Tons of free fonts listed in several categories. Can get silly at times, so I’ve since turned to several other sources (including *gasp* actually paying for worthy fonts), but while I was first tossing together logos and building my portfolio, this site was invaluable.
Fantastic tutorials, daily inspiration from artists & designers all over the world, free wallpaper & texture packages, and posts spanning a huge variety of themes, from architecture to typography (and everything in between!). Their photoshop tutorials in particular I found myself flying through, since they are some of the more advanced I’ve seen. The format allows you to work and read simultaneously, instead of the Lynda format which requires you to watch a movie, making flipping back to previous steps a lot harder than simply scrolling up.
7. The Oatmeal
I was partly inspired to pick up vector comic illustration thanks to Matthew Inman, aka “The Oatmeal” guy. This simplistic yet visually attractive style, coupled with LOL content and skillful web coding makes this guy my design idol. His comics range from the pointedly profound (How to Suck at Religion) to the delightfully silly (My Dog: The Paradox). He also tackles issues that hit home to all designers, and convey them so hilariously that even the most depressing client interaction is given a witty, sarcastic twist (How a Web Design Goes Straight to Hell). That one I go back to a lot.
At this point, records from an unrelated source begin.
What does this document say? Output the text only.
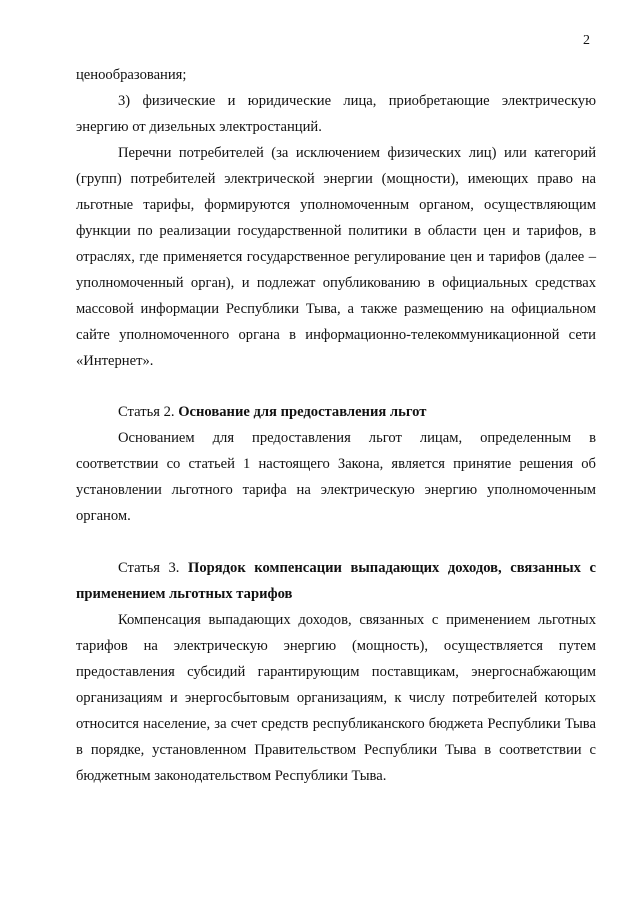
2

ценообразования;

3) физические и юридические лица, приобретающие электрическую энергию от дизельных электростанций.

Перечни потребителей (за исключением физических лиц) или категорий (групп) потребителей электрической энергии (мощности), имеющих право на льготные тарифы, формируются уполномоченным органом, осуществляющим функции по реализации государственной политики в области цен и тарифов, в отраслях, где применяется государственное регулирование цен и тарифов (далее – уполномоченный орган), и подлежат опубликованию в официальных средствах массовой информации Республики Тыва, а также размещению на официальном сайте уполномоченного органа в информационно-телекоммуникационной сети «Интернет».

Статья 2. Основание для предоставления льгот

Основанием для предоставления льгот лицам, определенным в соответствии со статьей 1 настоящего Закона, является принятие решения об установлении льготного тарифа на электрическую энергию уполномоченным органом.

Статья 3. Порядок компенсации выпадающих доходов, связанных с применением льготных тарифов

Компенсация выпадающих доходов, связанных с применением льготных тарифов на электрическую энергию (мощность), осуществляется путем предоставления субсидий гарантирующим поставщикам, энергоснабжающим организациям и энергосбытовым организациям, к числу потребителей которых относится население, за счет средств республиканского бюджета Республики Тыва в порядке, установленном Правительством Республики Тыва в соответствии с бюджетным законодательством Республики Тыва.
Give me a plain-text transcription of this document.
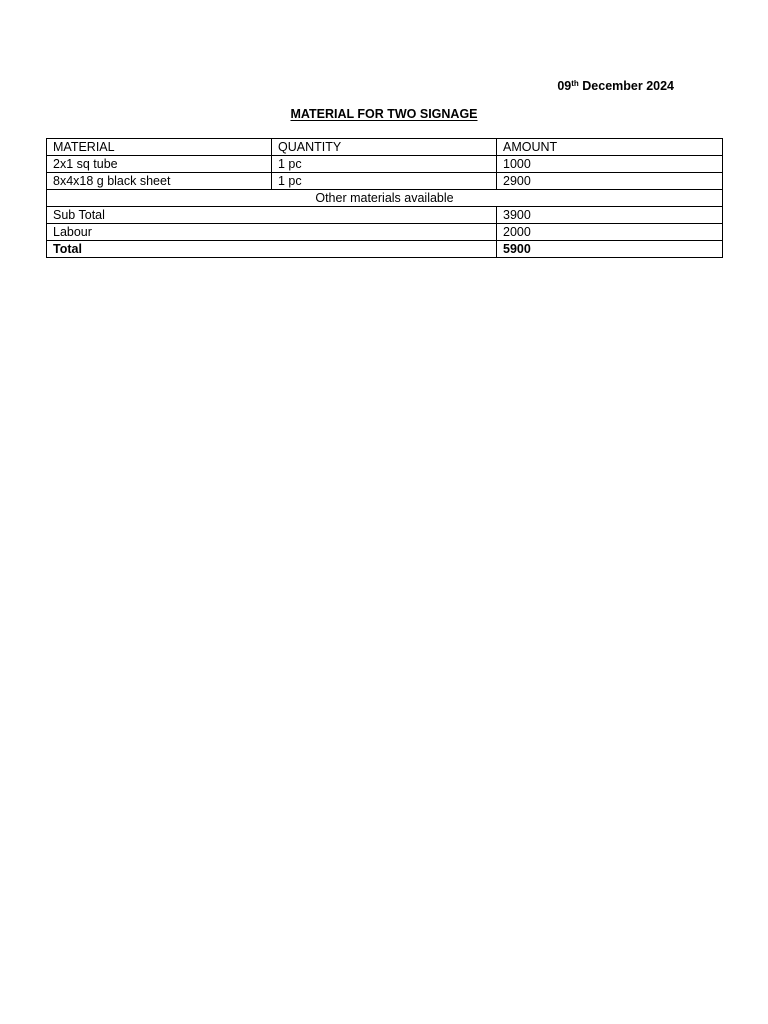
09th December 2024
MATERIAL FOR TWO SIGNAGE
MATERIAL	QUANTITY	AMOUNT
2x1 sq tube	1 pc	1000
8x4x18 g black sheet	1 pc	2900
Other materials available		
Sub Total		3900
Labour		2000
Total		5900
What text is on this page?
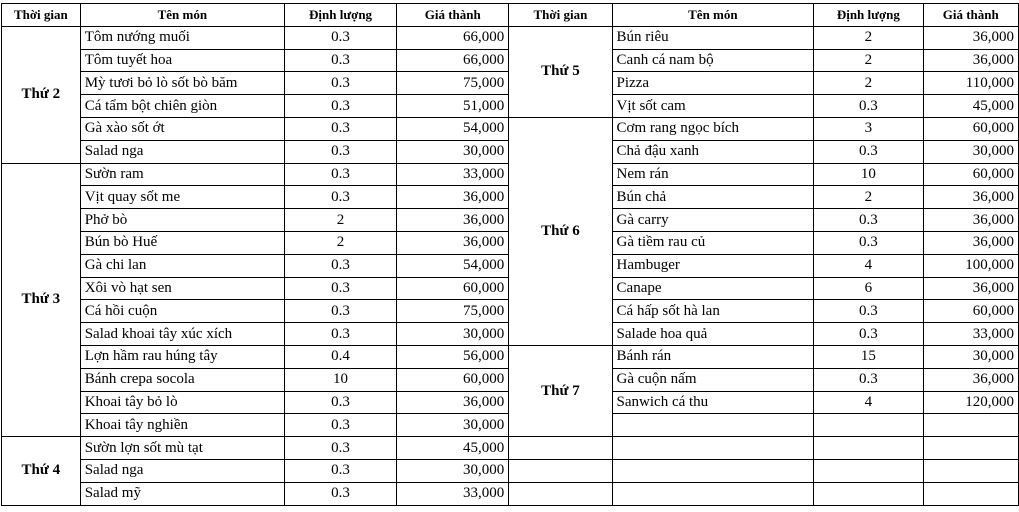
Thời gian	Tên món	Định lượng	Giá thành	Thời gian	Tên món	Định lượng	Giá thành
Thứ 2	Tôm nướng muối	0.3	66,000	Thứ 5	Bún riêu	2	36,000
	Tôm tuyết hoa	0.3	66,000		Canh cá nam bộ	2	36,000
	Mỳ tươi bỏ lò sốt bò băm	0.3	75,000		Pizza	2	110,000
	Cá tẩm bột chiên giòn	0.3	51,000		Vịt sốt cam	0.3	45,000
	Gà xào sốt ớt	0.3	54,000	Thứ 6	Cơm rang ngọc bích	3	60,000
	Salad nga	0.3	30,000		Chả đậu xanh	0.3	30,000
Thứ 3	Sườn ram	0.3	33,000		Nem rán	10	60,000
	Vịt quay sốt me	0.3	36,000		Bún chả	2	36,000
	Phở bò	2	36,000		Gà carry	0.3	36,000
	Bún bò Huế	2	36,000		Gà tiềm rau củ	0.3	36,000
	Gà chi lan	0.3	54,000		Hambuger	4	100,000
	Xôi vò hạt sen	0.3	60,000		Canape	6	36,000
	Cá hồi cuộn	0.3	75,000		Cá hấp sốt hà lan	0.3	60,000
	Salad khoai tây xúc xích	0.3	30,000		Salade hoa quả	0.3	33,000
	Lợn hầm rau húng tây	0.4	56,000	Thứ 7	Bánh rán	15	30,000
	Bánh crepa socola	10	60,000		Gà cuộn nấm	0.3	36,000
	Khoai tây bỏ lò	0.3	36,000		Sanwich cá thu	4	120,000
	Khoai tây nghiền	0.3	30,000				
Thứ 4	Sườn lợn sốt mù tạt	0.3	45,000				
	Salad nga	0.3	30,000				
	Salad mỹ	0.3	33,000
My favorite job posting site. I applied to 20 jobs, sent out 20 resumes, and got 5 actual, real, email responses. 1 of them never responded to my follow-up, 2 of them gave me a sample project right off the bat, the other 2 called me in for interviews. 1 of the interviews landed me the job I am currently occupying, while the other interview actually DID contact me for a follow up, but was located in NJ. And 1 year of NJ was enough NJ. I used 5 other websites and never heard back from any of those postings (I replied to 20 postings at each). The entire process from apply to secure was 5 weeks. Not bad at all.
The initial version of my website took me 2 weeks to design and program. It was a challenge but a necessary one, since almost all the jobs I applied to required online portfolios. Now it’s looking a lot better and I enjoy using it as a guinea pig to test web technologies (without angering a client). I love looking back to the first portfolio site I constructed in Flash the year I got my Mac & tablet. It is a delightful abomination that thank goodness never found its way online. I’m fairly certain that the website will never be completely “done”, and will continue to evolve as I do.
Which websites have helped you shape YOUR career? I bet you can think of at least 2!